Was er nicht ausspricht, aber seine Zuhörer spüren lässt: Der Märchenonkel oder der Schuldenbremser, der oder ich.
Zuviel Text für einen hochfrequenten Heißluftumverteiler, der im Bedarfsfall vor der Verantwortung im Land oder dem Bund wegläuft …
„Ohne die FDP am Kompass ist die CDU orientierungslos.“ (so Lindner siehe Text oben)
Aber hätte NRW ohne die Ministerin Gebauer (FDP) irgendetwas gefehlt?
Lindner wird doch wieder irgendeinen Ausweg finden, damit er nicht mit dem Versagen seiner Partei -wie in NRW- in Verbindung gebracht wird.
Die FDP braucht kein Mensch. In NRW hätten wir bei den vielen Fehlentscheidungen in der Familien-/Schulpolitik der letzten Zeit sicherlich eine bessere Ausgangsbasis.
OK, die Chance , dass Laschet/Laumann Wege gefunden hätten, falsche Entscheidungen zu treffen, ist natürlich groß.
Aha. Danke für die Zusammenfassung der Thesen von dem Dampfplauderer… Ich lasse diesen Wahlkampf wegen des politischen Personals vollkommen an mir vorüberziehen. Zurecht.

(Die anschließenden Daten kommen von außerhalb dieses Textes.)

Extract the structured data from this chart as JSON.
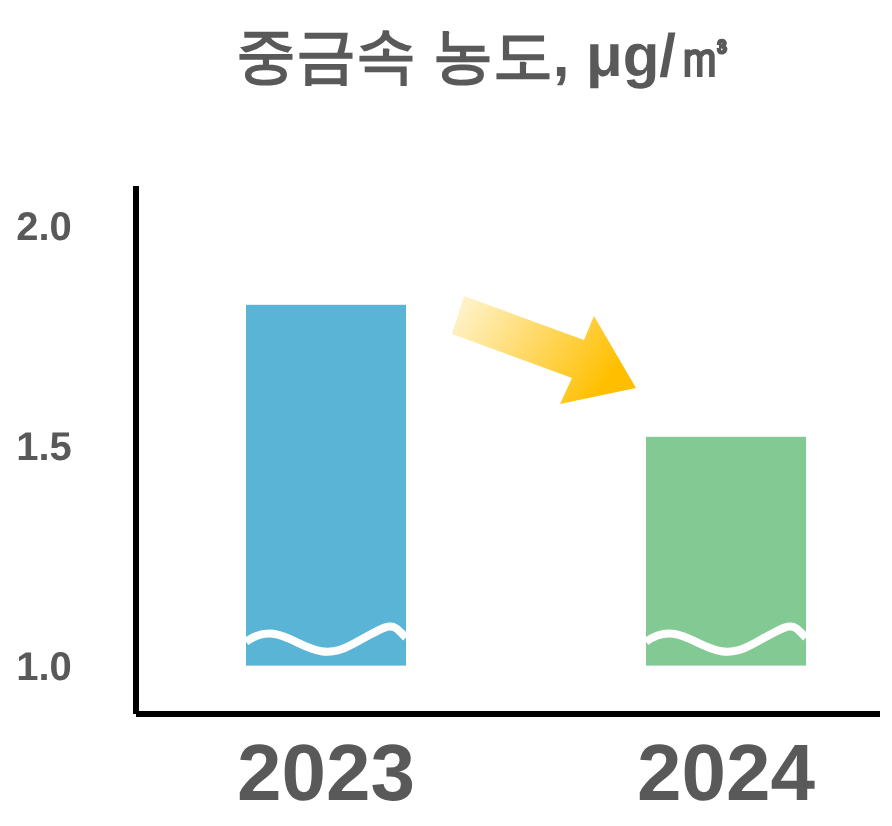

Lieber gar nicht hinsehen als schlechtes sehen… oder so… Lindner hat ja nicht eine originelle Idee im Angebot. Hat die FDP eigentlich für oder gegen den Afghanistan-Einsatz gestimmt. Das es mit dem Nation-Building nicht so weit her war, haben andere ja schon vorher gesehen. So etwa die Franzosen,.die 2015 abzogen.

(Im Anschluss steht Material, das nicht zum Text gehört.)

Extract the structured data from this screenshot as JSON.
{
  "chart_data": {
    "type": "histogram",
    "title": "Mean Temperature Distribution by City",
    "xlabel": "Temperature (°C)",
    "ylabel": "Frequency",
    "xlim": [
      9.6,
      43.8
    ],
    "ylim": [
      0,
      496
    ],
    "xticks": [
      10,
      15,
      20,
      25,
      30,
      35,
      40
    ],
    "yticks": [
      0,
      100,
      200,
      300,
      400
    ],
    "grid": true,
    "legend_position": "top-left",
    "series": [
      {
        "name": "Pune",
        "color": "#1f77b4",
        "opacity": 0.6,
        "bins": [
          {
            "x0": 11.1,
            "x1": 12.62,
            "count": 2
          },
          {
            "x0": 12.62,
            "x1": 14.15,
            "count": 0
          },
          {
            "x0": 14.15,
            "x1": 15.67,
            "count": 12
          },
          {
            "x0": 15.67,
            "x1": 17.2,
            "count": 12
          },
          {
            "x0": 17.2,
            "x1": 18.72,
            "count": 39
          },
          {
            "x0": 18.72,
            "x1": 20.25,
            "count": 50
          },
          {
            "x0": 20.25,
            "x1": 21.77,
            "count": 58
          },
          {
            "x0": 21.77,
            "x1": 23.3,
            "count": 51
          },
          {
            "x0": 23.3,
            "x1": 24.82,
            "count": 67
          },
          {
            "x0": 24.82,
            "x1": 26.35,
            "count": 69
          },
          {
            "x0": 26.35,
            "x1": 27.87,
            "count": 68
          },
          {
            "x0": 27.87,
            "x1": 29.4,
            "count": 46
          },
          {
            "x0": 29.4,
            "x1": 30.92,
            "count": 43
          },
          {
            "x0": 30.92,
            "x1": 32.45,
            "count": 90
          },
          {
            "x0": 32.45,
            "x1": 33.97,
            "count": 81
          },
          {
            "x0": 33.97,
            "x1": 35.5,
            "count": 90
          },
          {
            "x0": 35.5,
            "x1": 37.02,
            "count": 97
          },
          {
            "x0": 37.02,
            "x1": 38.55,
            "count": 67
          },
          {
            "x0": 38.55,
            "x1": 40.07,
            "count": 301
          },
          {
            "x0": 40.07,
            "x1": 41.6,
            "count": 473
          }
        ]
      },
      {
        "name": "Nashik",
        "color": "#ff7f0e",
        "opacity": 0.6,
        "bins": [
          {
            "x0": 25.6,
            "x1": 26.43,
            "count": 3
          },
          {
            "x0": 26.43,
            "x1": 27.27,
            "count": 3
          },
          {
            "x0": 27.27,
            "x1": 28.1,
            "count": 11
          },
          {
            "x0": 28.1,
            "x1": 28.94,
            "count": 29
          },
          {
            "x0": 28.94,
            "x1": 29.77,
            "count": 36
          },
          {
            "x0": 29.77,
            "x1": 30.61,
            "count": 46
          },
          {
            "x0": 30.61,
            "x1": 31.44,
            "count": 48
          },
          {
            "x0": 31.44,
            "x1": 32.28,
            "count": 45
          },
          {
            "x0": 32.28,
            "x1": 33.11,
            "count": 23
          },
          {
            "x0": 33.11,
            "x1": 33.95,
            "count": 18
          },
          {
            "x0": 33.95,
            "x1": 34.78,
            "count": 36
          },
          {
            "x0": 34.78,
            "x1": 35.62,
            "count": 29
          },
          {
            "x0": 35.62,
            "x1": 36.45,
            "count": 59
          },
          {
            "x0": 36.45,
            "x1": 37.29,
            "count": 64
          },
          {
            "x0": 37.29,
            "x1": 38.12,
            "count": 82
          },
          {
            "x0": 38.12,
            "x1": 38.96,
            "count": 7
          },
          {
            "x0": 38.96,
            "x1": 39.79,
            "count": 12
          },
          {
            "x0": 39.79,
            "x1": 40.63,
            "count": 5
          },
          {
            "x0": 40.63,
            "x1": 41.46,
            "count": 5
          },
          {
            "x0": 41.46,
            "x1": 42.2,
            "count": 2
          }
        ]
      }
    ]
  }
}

Man vergleiche den fast schon unterwürfigen Tonfall in diesem Artikel mal mit ähnlichen Artikeln über die SPD, Die Linke oder gar die Grünen. Falls noch irgendjemand daran zweifelte, dass dies hier immer mehr ein CDU/FDP-Wahlkampfblog wird, ist hier der endgültige Beweis. Eigentlich schade, in früheren Jahren waren die Ruhrbarone parteipolitisch nicht so stark festgelegt.
#1:
Ich habe großen Respekt für jede Partei, die lieber auf Geld und Pöstchen verzichtet als sich zum Büttel der Grünen zu machen. Hoffentlich bleibt die FDP nach der Wahl so standfest wie 2017!

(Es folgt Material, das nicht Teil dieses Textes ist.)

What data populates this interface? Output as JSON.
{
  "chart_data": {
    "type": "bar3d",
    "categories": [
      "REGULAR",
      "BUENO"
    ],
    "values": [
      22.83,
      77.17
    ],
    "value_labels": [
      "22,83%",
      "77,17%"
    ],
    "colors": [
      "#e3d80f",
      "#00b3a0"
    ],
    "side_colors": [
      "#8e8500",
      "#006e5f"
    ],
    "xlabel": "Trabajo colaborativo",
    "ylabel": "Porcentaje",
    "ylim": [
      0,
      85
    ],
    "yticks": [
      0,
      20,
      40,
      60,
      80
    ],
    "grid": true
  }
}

Neu war 2017, dass die sog. Liberalen,die in Wirklichkeit beinharte Dogmatiker in Sachen Kapitalismus sind, tatsächlich mal auf Posten und Geld verzichtet haben. Das war einer neu entwickelten Angst vor der Verantwortung geschulde, also auch nicht so wirklich ein Renner. Und was das Geld angeht: wie sieht eigentlich der Spendeneingang bei den Gelben aus?
Einmal abgesehen davon, daß niemand eine Politik unterstützen muß, die er für falsch hält. Die FDP hat sich an 2013 erinnert, als sie m.A. wegen ihrer Zustimmung zu Eurorettung und Energiewende aus dem Bundestag geflogen ist. Was die Grünen und ihre medialen Hilfstruppen natürlich 2021 gerne zum zweiten Mal gesehen hätten, daher die Wut über die Verweigerung des liberalen Selbstmords im Jahr 2017.